Use UCSC GoldenPath to download wig files, converting them to BED with BEDOPS wig2bed
.
Here's an example of how to get phyloP 46-way scores for hg19
:
$ cd work_directory
$ rsync -avz --progress rsync://hgdownload.cse.ucsc.edu/goldenPath/hg19/phyloP46way/vertebrate .
...
$ for fn in `ls vertebrate/*.gz`; \
do gunzip -c $fn \
| wig2bed - \
> ${fn%%.*}.bed; \
done
You can modify this for other conservation score collections and reference genomes, as needed.
Once you have BED files containing conservation signal, you can use BEDOPS bedmap
to restrict the score set to your exon coordinates.

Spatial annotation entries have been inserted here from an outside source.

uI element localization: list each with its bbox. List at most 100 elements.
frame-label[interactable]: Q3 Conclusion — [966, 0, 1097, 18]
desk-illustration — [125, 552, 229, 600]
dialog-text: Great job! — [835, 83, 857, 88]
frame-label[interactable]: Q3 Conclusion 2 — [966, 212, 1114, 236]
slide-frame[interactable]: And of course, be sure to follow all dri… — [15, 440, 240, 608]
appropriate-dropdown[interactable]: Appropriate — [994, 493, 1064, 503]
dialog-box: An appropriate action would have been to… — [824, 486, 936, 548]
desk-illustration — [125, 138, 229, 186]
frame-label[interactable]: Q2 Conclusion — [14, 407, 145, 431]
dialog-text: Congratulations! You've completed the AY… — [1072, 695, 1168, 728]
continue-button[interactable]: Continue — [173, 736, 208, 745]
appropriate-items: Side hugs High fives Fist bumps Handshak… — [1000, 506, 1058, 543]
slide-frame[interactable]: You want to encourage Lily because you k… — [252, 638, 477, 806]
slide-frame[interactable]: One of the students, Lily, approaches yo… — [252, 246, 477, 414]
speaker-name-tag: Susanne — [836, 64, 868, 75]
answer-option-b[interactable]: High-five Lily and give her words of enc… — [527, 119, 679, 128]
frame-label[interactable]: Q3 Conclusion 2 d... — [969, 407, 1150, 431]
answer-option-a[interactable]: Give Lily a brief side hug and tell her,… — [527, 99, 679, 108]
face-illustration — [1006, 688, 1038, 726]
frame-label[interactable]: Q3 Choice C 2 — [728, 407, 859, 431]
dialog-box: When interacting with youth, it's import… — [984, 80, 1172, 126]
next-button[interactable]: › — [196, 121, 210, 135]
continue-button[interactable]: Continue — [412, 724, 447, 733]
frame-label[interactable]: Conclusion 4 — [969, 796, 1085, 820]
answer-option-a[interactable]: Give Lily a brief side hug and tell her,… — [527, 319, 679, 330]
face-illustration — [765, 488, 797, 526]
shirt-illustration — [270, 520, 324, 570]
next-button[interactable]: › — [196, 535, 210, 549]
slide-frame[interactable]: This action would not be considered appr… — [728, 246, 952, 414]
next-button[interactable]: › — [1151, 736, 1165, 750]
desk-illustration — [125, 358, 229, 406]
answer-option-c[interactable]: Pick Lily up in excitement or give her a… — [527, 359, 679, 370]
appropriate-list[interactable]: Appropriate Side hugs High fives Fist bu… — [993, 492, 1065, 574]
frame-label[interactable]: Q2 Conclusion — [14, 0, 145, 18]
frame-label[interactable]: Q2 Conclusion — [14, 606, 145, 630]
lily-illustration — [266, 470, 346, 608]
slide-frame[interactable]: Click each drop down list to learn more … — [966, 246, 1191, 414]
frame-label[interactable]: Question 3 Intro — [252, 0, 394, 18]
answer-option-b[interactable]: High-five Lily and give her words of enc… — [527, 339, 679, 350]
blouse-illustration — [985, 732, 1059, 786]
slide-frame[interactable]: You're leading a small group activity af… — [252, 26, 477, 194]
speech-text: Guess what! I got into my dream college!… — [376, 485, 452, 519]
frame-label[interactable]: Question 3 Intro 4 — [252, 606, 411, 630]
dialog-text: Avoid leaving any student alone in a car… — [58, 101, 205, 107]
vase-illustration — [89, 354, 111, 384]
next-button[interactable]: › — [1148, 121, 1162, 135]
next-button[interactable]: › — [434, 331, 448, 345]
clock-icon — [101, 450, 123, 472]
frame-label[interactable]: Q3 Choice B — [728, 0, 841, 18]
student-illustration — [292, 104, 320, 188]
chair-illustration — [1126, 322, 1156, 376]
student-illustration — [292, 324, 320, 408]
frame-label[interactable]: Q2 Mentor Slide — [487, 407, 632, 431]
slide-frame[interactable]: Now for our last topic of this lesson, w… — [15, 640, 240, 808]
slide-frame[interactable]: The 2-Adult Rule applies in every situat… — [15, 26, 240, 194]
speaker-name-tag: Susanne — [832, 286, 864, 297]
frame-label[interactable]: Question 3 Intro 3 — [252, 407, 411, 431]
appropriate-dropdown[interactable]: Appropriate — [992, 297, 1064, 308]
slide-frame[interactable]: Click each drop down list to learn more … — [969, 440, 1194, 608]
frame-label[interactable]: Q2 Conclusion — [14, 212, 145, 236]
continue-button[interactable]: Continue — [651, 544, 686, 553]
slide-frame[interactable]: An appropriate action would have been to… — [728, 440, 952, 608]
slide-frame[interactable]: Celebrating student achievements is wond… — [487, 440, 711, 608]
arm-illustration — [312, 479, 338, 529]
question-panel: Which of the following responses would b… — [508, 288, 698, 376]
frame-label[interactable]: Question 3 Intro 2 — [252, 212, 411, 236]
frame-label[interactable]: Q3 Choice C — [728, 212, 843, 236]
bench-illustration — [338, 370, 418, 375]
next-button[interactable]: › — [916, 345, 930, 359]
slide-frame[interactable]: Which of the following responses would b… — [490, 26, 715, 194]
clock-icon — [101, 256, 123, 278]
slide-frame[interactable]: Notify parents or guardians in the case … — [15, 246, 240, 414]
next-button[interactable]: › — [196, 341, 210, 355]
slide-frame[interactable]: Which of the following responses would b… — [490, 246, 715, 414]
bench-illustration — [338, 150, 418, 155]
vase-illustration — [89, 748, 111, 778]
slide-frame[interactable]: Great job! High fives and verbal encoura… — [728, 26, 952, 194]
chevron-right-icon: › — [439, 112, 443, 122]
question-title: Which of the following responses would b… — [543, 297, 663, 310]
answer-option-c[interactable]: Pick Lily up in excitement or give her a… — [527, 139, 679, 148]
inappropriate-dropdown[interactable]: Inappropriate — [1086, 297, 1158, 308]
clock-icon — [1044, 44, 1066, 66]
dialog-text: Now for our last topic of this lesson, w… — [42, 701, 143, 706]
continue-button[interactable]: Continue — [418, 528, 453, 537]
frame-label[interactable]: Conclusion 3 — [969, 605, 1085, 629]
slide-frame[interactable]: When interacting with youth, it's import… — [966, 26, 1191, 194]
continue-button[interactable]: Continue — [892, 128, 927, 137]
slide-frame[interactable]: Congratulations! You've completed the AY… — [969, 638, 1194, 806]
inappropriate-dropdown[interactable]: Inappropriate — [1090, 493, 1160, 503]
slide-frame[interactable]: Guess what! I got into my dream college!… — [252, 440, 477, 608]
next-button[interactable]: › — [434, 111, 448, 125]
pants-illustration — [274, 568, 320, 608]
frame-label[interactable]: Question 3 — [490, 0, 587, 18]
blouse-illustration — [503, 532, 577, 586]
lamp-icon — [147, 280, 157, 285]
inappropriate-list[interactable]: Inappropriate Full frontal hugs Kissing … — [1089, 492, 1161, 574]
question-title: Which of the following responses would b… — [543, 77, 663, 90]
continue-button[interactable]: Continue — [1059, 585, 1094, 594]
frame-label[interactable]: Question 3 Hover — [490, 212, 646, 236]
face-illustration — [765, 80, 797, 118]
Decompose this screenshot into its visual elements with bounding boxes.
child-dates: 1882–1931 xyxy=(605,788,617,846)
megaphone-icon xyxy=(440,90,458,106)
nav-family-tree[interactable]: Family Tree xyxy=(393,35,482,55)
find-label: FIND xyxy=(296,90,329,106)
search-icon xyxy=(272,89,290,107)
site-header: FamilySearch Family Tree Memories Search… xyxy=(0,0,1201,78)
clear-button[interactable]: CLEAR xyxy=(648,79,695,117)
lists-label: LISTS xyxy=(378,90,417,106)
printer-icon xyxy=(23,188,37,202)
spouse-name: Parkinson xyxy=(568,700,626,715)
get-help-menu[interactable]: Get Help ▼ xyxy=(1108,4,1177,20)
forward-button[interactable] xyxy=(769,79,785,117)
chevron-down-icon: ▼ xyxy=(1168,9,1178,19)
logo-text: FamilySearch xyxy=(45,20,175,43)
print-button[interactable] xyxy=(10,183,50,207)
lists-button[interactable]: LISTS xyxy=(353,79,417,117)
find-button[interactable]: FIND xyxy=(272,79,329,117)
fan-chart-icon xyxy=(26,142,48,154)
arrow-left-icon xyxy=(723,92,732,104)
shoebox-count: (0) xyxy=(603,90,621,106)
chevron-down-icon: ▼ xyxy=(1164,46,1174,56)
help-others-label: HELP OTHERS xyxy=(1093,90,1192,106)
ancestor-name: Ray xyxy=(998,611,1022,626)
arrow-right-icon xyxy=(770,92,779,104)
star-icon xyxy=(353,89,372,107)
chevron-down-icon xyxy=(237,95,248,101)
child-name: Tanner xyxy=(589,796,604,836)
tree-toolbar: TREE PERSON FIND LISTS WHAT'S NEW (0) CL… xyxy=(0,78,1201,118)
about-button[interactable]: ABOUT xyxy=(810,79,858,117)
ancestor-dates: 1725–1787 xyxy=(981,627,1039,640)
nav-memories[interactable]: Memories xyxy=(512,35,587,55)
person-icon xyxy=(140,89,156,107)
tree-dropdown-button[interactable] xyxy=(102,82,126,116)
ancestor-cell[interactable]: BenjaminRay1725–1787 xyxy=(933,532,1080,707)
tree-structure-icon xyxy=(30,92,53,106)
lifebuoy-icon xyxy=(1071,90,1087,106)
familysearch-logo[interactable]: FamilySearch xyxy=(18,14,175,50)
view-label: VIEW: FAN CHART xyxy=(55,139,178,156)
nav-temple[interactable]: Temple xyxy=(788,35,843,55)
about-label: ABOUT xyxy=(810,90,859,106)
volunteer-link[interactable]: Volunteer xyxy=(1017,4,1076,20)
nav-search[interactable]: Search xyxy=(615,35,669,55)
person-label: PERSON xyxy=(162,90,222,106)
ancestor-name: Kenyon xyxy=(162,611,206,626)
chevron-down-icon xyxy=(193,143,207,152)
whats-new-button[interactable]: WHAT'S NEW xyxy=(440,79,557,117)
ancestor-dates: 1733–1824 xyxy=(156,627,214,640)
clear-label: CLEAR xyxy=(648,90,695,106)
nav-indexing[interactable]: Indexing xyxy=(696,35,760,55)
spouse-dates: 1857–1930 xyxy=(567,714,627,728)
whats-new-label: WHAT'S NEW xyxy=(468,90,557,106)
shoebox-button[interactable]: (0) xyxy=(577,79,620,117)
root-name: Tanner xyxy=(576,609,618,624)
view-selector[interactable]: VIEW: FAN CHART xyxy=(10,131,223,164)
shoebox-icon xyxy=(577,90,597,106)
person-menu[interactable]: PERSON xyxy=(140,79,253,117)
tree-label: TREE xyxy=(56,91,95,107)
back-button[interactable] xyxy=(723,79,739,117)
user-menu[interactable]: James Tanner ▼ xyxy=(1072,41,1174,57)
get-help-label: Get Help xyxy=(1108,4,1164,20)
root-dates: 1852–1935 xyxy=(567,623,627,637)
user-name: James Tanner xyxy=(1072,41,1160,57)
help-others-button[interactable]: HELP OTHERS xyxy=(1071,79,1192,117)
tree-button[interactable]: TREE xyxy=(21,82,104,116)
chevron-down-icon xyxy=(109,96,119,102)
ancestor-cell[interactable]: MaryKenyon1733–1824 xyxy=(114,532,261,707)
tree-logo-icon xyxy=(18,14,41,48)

First, sort your exon coordinates:
$ sort-bed exons.unsorted.bed > exons.bed
Then map exons to conservation scores, e.g. for chrX
:
$ bedmap --echo --echo-map-score --delim '\t' exons.bed chrX.phyloP46way.bed > answer.chrX.bed
To do this map step over all chromosomes:
$ for chr in `seq 1 22` X Y; do bedmap --echo --echo-map-score --delim '\t' exons.bed chr${chr}.phyloP46way.bed > answer.chr${chr}.bed; done
This loop could be parallelized with GNU Parallel or a computation cluster. In any case, doing all this on the command-line gets around browser limitations.